On ne peut encourager la croissance, et donc la sauvegarde de l'économie nationale, en raisonnant dans le seul cadre national : en cela, les partenaires sociaux et la classe politique sont coupables. La loi française persévère dans la méconnaissance de la réalité de la mondialisation et favorise la lente destruction du tissu économique français.

Les contraintes accumulées sont toutes non seulement facteurs de délocalisations, mais - plus grave encore - de non-localisations. Le marché mondial est ainsi fait que ce que nous empêchons d'être produit en France est néanmoins vendu sur le marché français. En accumulant ces contraintes, nous délocalisons notre savoir-faire et nos profits, le tout financé par le consommateur français.

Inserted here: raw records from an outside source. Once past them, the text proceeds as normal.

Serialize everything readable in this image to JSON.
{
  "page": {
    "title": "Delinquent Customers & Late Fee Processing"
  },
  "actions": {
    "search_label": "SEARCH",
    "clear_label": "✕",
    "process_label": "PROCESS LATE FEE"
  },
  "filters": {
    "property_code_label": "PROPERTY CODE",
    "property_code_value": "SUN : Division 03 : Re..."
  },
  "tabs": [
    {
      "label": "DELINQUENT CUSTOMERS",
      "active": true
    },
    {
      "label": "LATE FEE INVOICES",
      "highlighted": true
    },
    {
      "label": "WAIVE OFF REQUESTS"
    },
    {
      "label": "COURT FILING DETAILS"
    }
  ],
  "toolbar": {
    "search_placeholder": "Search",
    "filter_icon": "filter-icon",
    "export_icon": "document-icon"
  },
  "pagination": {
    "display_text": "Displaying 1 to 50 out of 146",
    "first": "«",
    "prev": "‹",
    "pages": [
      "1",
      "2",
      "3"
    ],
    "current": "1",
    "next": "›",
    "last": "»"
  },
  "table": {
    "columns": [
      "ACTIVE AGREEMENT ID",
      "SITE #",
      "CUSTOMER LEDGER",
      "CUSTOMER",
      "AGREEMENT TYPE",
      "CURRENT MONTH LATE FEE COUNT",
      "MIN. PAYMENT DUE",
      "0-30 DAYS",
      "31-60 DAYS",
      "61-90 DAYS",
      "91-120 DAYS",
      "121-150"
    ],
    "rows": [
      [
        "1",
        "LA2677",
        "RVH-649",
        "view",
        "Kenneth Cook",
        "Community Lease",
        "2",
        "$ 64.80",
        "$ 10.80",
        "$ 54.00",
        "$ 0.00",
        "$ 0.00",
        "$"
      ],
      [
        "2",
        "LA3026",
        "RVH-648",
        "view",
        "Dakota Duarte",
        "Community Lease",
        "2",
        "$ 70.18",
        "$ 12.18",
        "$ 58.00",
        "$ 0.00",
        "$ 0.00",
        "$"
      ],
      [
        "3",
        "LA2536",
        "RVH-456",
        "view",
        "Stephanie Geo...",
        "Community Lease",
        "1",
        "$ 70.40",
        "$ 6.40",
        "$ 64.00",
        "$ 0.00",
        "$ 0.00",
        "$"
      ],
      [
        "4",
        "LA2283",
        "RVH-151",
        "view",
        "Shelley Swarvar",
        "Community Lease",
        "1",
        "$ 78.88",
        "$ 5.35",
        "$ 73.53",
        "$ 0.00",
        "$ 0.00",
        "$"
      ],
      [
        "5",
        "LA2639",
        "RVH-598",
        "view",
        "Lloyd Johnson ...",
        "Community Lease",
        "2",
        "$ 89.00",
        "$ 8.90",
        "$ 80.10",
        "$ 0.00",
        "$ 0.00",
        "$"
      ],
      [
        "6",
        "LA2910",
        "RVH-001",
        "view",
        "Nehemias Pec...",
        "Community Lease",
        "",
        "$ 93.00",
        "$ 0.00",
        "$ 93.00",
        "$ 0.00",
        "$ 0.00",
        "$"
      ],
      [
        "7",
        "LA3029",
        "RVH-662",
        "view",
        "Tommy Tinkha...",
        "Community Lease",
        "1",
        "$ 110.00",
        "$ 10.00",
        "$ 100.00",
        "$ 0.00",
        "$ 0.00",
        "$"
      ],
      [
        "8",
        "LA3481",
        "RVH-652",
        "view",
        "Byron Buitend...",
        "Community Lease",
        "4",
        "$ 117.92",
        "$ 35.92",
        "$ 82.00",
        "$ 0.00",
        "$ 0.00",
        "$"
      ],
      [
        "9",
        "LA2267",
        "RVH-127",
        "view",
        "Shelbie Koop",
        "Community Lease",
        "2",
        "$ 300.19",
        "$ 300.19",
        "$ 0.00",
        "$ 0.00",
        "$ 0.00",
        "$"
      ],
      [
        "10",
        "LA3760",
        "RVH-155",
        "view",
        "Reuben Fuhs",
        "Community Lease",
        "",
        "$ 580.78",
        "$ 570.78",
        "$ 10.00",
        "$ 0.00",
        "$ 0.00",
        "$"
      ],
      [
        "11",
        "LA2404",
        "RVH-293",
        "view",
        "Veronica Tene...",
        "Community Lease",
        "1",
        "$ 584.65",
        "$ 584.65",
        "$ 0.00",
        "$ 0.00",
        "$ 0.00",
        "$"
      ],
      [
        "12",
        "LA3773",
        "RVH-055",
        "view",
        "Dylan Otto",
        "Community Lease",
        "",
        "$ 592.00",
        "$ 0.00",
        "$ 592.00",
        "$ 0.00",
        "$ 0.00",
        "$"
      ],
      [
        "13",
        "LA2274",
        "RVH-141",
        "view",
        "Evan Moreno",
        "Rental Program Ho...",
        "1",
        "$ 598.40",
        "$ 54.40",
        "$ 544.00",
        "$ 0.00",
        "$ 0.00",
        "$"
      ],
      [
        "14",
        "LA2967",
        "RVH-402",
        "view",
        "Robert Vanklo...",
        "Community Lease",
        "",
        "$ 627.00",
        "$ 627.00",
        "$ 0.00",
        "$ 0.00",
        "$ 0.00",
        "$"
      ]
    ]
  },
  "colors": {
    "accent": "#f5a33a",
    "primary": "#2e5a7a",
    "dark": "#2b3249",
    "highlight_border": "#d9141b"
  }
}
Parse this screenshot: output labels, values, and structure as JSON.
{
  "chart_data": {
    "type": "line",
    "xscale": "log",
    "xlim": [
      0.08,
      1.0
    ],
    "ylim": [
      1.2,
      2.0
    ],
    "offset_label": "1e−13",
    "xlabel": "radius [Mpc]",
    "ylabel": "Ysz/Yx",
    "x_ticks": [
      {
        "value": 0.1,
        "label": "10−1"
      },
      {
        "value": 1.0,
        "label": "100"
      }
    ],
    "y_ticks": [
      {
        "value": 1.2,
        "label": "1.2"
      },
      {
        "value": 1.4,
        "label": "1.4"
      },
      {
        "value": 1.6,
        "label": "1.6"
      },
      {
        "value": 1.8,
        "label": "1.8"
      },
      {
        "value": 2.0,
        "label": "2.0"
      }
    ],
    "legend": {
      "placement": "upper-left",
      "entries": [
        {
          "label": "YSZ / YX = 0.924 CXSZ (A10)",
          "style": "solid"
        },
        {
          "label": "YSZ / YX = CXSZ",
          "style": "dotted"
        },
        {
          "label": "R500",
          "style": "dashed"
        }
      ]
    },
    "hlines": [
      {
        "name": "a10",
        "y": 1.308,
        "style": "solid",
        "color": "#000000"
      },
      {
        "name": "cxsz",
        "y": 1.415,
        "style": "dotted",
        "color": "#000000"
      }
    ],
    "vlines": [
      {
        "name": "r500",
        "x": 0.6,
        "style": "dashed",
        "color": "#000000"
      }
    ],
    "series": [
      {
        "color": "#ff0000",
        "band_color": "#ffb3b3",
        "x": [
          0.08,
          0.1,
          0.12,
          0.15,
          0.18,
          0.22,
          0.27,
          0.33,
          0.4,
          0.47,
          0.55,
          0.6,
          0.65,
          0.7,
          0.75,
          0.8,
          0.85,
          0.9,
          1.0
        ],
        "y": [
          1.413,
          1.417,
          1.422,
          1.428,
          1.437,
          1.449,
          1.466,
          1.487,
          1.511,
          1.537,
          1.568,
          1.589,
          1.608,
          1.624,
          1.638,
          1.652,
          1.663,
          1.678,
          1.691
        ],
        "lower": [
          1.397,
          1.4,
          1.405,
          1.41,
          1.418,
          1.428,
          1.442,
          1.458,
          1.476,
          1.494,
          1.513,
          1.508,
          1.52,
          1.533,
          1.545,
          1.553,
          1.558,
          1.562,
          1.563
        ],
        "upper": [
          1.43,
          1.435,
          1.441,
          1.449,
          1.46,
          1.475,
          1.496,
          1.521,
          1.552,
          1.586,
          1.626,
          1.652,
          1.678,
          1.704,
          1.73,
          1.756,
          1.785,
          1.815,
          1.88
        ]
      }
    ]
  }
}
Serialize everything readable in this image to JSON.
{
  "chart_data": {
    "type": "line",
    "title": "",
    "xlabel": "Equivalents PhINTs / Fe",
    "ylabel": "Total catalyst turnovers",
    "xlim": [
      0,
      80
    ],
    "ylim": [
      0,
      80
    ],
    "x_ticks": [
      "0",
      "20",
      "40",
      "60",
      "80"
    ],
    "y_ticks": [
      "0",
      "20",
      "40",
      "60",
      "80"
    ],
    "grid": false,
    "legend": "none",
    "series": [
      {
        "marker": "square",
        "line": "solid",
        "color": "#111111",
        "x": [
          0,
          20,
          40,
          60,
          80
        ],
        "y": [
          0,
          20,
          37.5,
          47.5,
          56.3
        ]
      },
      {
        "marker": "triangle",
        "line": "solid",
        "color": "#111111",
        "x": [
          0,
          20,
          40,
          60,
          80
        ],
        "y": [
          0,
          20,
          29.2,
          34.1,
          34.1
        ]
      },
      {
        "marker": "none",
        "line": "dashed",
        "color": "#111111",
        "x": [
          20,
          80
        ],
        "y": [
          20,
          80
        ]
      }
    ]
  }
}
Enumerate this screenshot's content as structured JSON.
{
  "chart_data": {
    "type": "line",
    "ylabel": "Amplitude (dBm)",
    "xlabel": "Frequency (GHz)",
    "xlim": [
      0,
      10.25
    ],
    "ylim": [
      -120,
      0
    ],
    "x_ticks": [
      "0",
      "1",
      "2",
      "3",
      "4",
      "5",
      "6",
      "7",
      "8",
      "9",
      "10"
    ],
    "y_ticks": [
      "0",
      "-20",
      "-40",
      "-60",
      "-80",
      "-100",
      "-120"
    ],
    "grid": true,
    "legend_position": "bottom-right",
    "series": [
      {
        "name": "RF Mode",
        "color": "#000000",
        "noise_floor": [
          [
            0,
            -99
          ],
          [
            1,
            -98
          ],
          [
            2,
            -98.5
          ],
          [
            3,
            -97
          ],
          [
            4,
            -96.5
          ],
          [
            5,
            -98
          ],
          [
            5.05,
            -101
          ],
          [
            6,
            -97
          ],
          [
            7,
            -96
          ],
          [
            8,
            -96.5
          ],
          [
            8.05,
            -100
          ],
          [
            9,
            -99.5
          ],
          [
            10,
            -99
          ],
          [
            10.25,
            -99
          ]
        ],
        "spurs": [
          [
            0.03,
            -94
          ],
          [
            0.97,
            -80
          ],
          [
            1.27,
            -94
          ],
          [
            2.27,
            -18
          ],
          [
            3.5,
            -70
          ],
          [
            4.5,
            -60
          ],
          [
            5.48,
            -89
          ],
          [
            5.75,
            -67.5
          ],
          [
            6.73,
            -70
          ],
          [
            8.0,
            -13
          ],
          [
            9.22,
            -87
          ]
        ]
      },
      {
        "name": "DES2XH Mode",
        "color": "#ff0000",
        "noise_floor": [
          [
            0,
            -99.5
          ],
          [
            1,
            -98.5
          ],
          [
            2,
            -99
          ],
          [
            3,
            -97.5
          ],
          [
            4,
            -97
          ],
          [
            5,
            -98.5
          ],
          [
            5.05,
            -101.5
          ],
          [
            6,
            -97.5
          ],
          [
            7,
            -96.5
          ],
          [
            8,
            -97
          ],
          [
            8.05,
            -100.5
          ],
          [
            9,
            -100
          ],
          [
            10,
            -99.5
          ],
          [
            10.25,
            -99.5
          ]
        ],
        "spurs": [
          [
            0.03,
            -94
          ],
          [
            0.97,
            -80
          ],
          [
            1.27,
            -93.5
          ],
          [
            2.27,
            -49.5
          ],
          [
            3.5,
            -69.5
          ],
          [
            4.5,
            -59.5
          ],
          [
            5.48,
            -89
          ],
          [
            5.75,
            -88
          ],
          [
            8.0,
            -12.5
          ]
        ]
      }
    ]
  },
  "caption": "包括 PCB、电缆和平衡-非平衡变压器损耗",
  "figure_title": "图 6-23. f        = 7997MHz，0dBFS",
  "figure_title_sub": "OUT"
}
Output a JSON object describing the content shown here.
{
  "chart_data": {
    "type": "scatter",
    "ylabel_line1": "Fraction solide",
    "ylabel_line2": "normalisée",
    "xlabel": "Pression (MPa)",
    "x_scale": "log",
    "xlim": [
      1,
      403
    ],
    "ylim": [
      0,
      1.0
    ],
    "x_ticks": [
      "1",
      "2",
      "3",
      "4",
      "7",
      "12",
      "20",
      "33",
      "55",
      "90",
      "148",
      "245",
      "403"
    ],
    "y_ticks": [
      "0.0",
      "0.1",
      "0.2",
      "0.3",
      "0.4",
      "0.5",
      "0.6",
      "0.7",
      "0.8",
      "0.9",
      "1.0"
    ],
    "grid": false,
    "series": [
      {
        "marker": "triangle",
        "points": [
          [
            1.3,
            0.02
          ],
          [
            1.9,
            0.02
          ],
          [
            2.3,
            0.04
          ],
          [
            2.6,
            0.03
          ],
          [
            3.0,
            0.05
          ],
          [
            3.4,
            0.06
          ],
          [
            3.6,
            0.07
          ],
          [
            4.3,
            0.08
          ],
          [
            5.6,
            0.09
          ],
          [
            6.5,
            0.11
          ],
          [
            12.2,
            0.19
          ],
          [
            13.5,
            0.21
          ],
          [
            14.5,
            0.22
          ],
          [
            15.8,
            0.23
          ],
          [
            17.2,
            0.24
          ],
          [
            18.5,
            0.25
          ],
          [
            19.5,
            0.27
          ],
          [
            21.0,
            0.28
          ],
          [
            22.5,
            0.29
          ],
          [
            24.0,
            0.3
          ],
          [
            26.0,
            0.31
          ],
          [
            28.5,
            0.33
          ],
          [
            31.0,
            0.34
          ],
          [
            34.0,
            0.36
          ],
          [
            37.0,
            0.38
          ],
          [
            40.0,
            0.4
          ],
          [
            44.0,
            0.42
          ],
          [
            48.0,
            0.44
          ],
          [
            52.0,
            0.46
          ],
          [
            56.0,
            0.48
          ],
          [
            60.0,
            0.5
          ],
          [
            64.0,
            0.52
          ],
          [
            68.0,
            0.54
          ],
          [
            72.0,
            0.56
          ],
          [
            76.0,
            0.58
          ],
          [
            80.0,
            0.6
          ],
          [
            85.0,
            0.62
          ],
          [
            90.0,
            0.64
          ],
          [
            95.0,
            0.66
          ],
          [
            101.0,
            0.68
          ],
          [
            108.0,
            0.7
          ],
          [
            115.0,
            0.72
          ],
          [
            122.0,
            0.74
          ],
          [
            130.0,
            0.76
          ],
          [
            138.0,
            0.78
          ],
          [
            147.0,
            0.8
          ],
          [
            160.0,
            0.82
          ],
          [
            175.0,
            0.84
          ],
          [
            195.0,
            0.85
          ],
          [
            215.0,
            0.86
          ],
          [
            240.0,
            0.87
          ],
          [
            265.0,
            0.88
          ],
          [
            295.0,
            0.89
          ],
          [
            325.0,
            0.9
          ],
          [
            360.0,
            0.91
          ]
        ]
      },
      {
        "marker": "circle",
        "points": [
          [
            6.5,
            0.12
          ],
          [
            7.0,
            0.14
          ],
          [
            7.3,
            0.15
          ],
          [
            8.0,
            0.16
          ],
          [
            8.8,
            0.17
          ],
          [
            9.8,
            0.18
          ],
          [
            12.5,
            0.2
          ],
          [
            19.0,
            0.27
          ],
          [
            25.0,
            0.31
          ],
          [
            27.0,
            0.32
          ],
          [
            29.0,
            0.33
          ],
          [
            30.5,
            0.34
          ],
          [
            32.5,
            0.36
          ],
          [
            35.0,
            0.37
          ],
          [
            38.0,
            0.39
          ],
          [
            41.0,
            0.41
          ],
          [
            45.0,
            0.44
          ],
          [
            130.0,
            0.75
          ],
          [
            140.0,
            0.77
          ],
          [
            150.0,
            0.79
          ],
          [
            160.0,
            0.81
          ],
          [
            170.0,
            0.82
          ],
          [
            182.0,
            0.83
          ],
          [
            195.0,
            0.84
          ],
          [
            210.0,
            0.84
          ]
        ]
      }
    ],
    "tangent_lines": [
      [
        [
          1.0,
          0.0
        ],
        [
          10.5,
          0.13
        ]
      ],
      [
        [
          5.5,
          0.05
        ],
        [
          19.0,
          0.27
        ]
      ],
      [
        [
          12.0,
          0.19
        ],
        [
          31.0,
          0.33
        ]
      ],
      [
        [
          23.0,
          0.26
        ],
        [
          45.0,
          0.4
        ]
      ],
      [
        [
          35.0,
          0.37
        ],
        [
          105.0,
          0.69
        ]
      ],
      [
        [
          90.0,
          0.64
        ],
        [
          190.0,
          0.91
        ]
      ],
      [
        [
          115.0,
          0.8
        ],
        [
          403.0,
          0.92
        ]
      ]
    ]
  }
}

Monsieur le ministre, le groupe du RDSE, dans sa diversité, prend acte de votre volonté d'enrayer de façon pérenne la courbe erratique du chômage. La formulation du projet de loi d'habilitation reste suffisamment large pour que vous possédiez les marges de manoeuvre nécessaires à la mise en oeuvre d'un électrochoc macroéconomique pour notre pays. Nous attendrons de voir les résultats de ces mesures. Aujourd'hui, une majorité d'entre nous placent sa confiance en vous et approuveront l'habilitation.